Sait-on à quel moment elle a été produite et qui en sont les auteurs ?
A. V. :
Tous les éléments d’analyse historique portent à penser qu’elle a été réalisée dans les années qui suivent la bataille d’Hastings, entre 1070 et 1080. Le commanditaire serait l’un des tout proches de Guillaume, vraisemblablement son demi-frère, Odon de Conteville, l’évèque de Bayeux. Quant à la réalisation, elle serait plutôt anglo-saxonne puisqu’aujourd’hui tout se focalise vers un atelier de broderie lié à une école stylistique située vers le sud-est de l’Angleterre. Elle a donc été probablement fabriquée par une équipe « internationale » avec un scénariste, un illustrateur et une équipe de réalisation.

Pourquoi parle-t-on de tapisserie alors qu’il s’agit d’une broderie ?
A. V. :
Techniquement il s’agit d’une broderie de laine sur toile de lin, une tradition textile du nord de l’Europe, mais c’est une tenture par destination, ce qui amène à cette notion de tapisserie. Au XIXe siècle, au moment où ce nom de tapisserie de Bayeux s’est imposé, on parlait très fréquemment de la « tapisserie de la reine Mathilde », une Pénélope normande en quelque sorte. « Tapisserie » renvoie donc aussi à ce terme qui désigne un ouvrage de dame.

Tapisserie de Bayeux
Tapisserie de Bayeux  © S. Maurice  Ville de Bayeux


Pouvez-vous nous préciser le contexte dans lequel s’est effectuée la numérisation de la tapisserie ?
A. V. :
Il n’y aurait pas eu de numérisation sans un projet préalable de refonte du musée de la tapisserie. Et pour imaginer une muséographie du XXIe siècle, il nous semblait nécessaire de nous réinterroger sur la nature même de l’œuvre, sa matérialité, son état de conservation et offrir une synthèse de la documentation disponible. De cette nécessité est né le projet du SIDS (Système d’Information Documentaire Spatialisé), un projet à la fois documentaire et scientifique permettant d’offrir également un outil de médiation à destination du grand public.
Arnaud Daret : La numérisation découle effectivement de ce projet de refonte du musée qui était tellement particulier qu’il fallait l’aborder par des disciplines qui n’ont rien à voir avec l’histoire, l’histoire de l’art ou la préservation du patrimoine. C’est pour cette raison que la DRAC et le musée nous ont contactés il y a 4 ans en nous demandant de structurer toute cette documentation et de créer un SIG (système d’information géographique) avec des couches de données qu’on puisse assembler, superposer, interroger et permettant de faire émerger des phénomènes. Étant donnée la taille de l’objet, c’était effectivement une très bonne idée. Nous avons donc adapté, pour la tapisserie, des outils habituellement utilisés dans des projets de géographie. En définitive, la version numérique n’est pas tant un moyen d’observation directe de la tapisserie qu’un support d’étude et d’annotations pour les chercheurs.

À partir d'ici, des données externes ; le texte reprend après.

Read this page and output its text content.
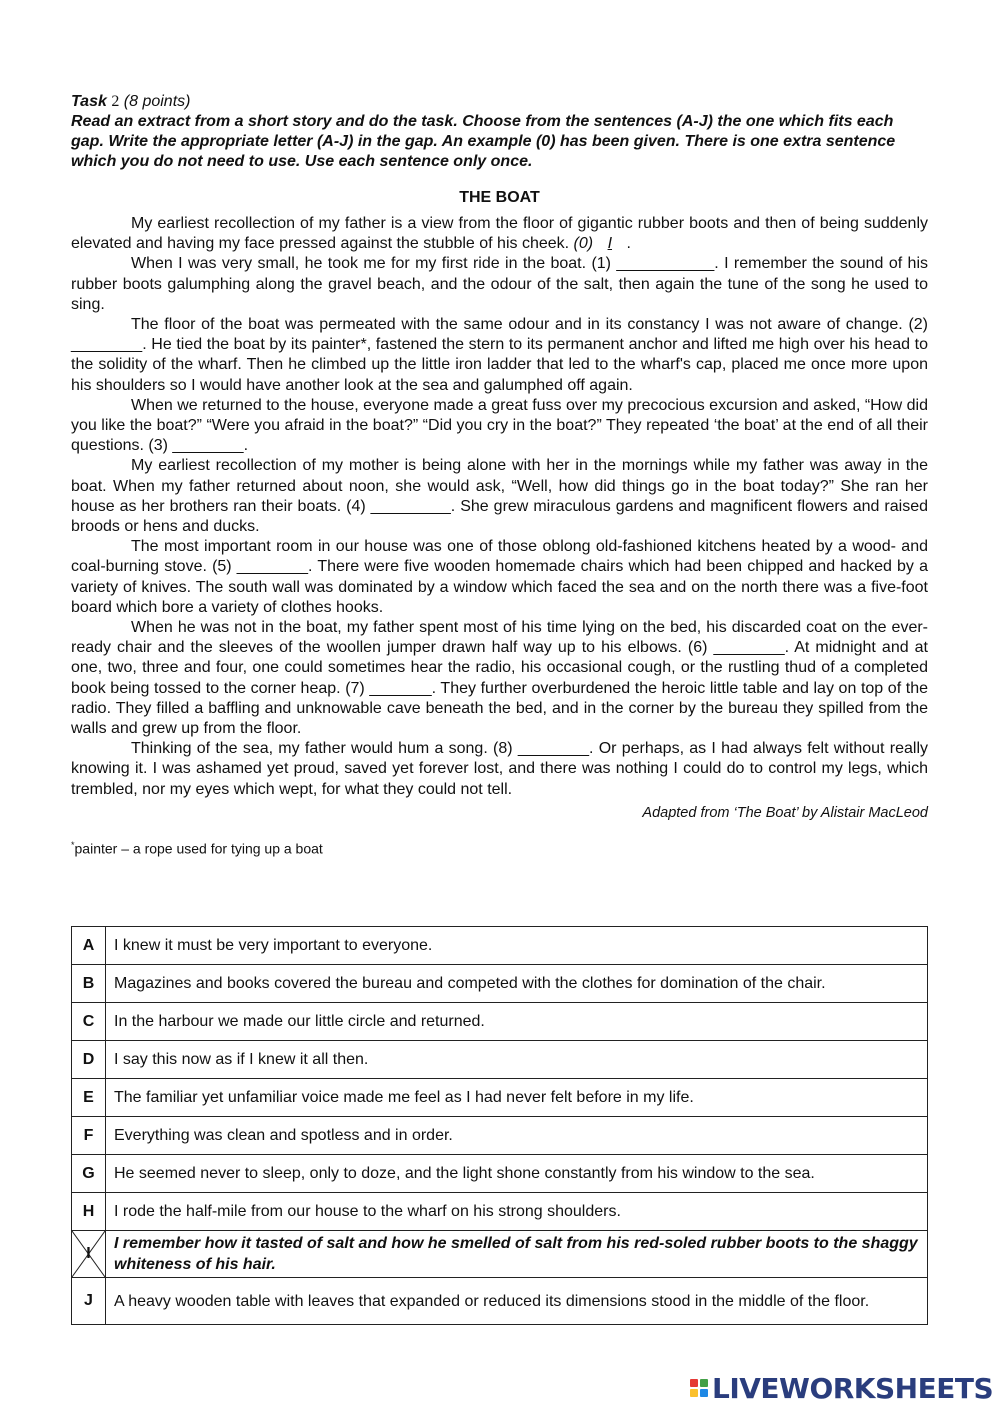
Task 2 (8 points)
Read an extract from a short story and do the task. Choose from the sentences (A-J) the one which fits each gap. Write the appropriate letter (A-J) in the gap. An example (0) has been given. There is one extra sentence which you do not need to use. Use each sentence only once.
THE BOAT

My earliest recollection of my father is a view from the floor of gigantic rubber boots and then of being suddenly elevated and having my face pressed against the stubble of his cheek. (0) I .

When I was very small, he took me for my first ride in the boat. (1) ___________. I remember the sound of his rubber boots galumphing along the gravel beach, and the odour of the salt, then again the tune of the song he used to sing.

The floor of the boat was permeated with the same odour and in its constancy I was not aware of change. (2) ________. He tied the boat by its painter*, fastened the stern to its permanent anchor and lifted me high over his head to the solidity of the wharf. Then he climbed up the little iron ladder that led to the wharf's cap, placed me once more upon his shoulders so I would have another look at the sea and galumphed off again.

When we returned to the house, everyone made a great fuss over my precocious excursion and asked, “How did you like the boat?” “Were you afraid in the boat?” “Did you cry in the boat?” They repeated ‘the boat’ at the end of all their questions. (3) ________.

My earliest recollection of my mother is being alone with her in the mornings while my father was away in the boat. When my father returned about noon, she would ask, “Well, how did things go in the boat today?” She ran her house as her brothers ran their boats. (4) _________. She grew miraculous gardens and magnificent flowers and raised broods or hens and ducks.

The most important room in our house was one of those oblong old-fashioned kitchens heated by a wood- and coal-burning stove. (5) ________. There were five wooden homemade chairs which had been chipped and hacked by a variety of knives. The south wall was dominated by a window which faced the sea and on the north there was a five-foot board which bore a variety of clothes hooks.

When he was not in the boat, my father spent most of his time lying on the bed, his discarded coat on the ever-ready chair and the sleeves of the woollen jumper drawn half way up to his elbows. (6) ________. At midnight and at one, two, three and four, one could sometimes hear the radio, his occasional cough, or the rustling thud of a completed book being tossed to the corner heap. (7) _______. They further overburdened the heroic little table and lay on top of the radio. They filled a baffling and unknowable cave beneath the bed, and in the corner by the bureau they spilled from the walls and grew up from the floor.

Thinking of the sea, my father would hum a song. (8) ________. Or perhaps, as I had always felt without really knowing it. I was ashamed yet proud, saved yet forever lost, and there was nothing I could do to control my legs, which trembled, nor my eyes which wept, for what they could not tell.

Adapted from ‘The Boat’ by Alistair MacLeod
*painter – a rope used for tying up a boat
A	I knew it must be very important to everyone.
B	Magazines and books covered the bureau and competed with the clothes for domination of the chair.
C	In the harbour we made our little circle and returned.
D	I say this now as if I knew it all then.
E	The familiar yet unfamiliar voice made me feel as I had never felt before in my life.
F	Everything was clean and spotless and in order.
G	He seemed never to sleep, only to doze, and the light shone constantly from his window to the sea.
H	I rode the half-mile from our house to the wharf on his strong shoulders.

I	I remember how it tasted of salt and how he smelled of salt from his red-soled rubber boots to the shaggy whiteness of his hair.
J	A heavy wooden table with leaves that expanded or reduced its dimensions stood in the middle of the floor.
LIVEWORKSHEETS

Comment s’est déroulée la numérisation ?
A. D. :
La captation était assez complexe à réaliser car lorsque la tapisserie est déroulée dans son local technique, le recul possible est faible. La tapisserie a été « découpée » en 86 clichés qui se superposent et qui ont été assemblés numériquement. Il ne devait pas y avoir de déformation, on ne pouvait évidemment pas rogner et manipuler une image de cette taille est difficile avec les outils communs.
A. V. : Il a également été nécessaire de déplacer la tapisserie à 4 reprises au cours des prises de vues, ce qui a rajouté de la difficulté puisque à chaque déplacement, il y avait des déformations du tissu d’une image à l’autre. Cela aurait été beaucoup plus simple avec une peinture murale ! Sans oublier le fait que déplacer la tapisserie pour la faire glisser sur son rail dans le local technique mobilise 50 personnes…
A. D. : L’équipe de captation en a profité pour réaliser une imagerie multispectrale : infrarouge, ultraviolette, fluorescence ultraviolette et en lumière rasante car il ne faut pas oublier que l’œuvre est en 3D. L’image proposée au grand public sur le site du musée est la même que celle qui sert à tout le système et sur laquelle les chercheurs viennent indexer leurs documents.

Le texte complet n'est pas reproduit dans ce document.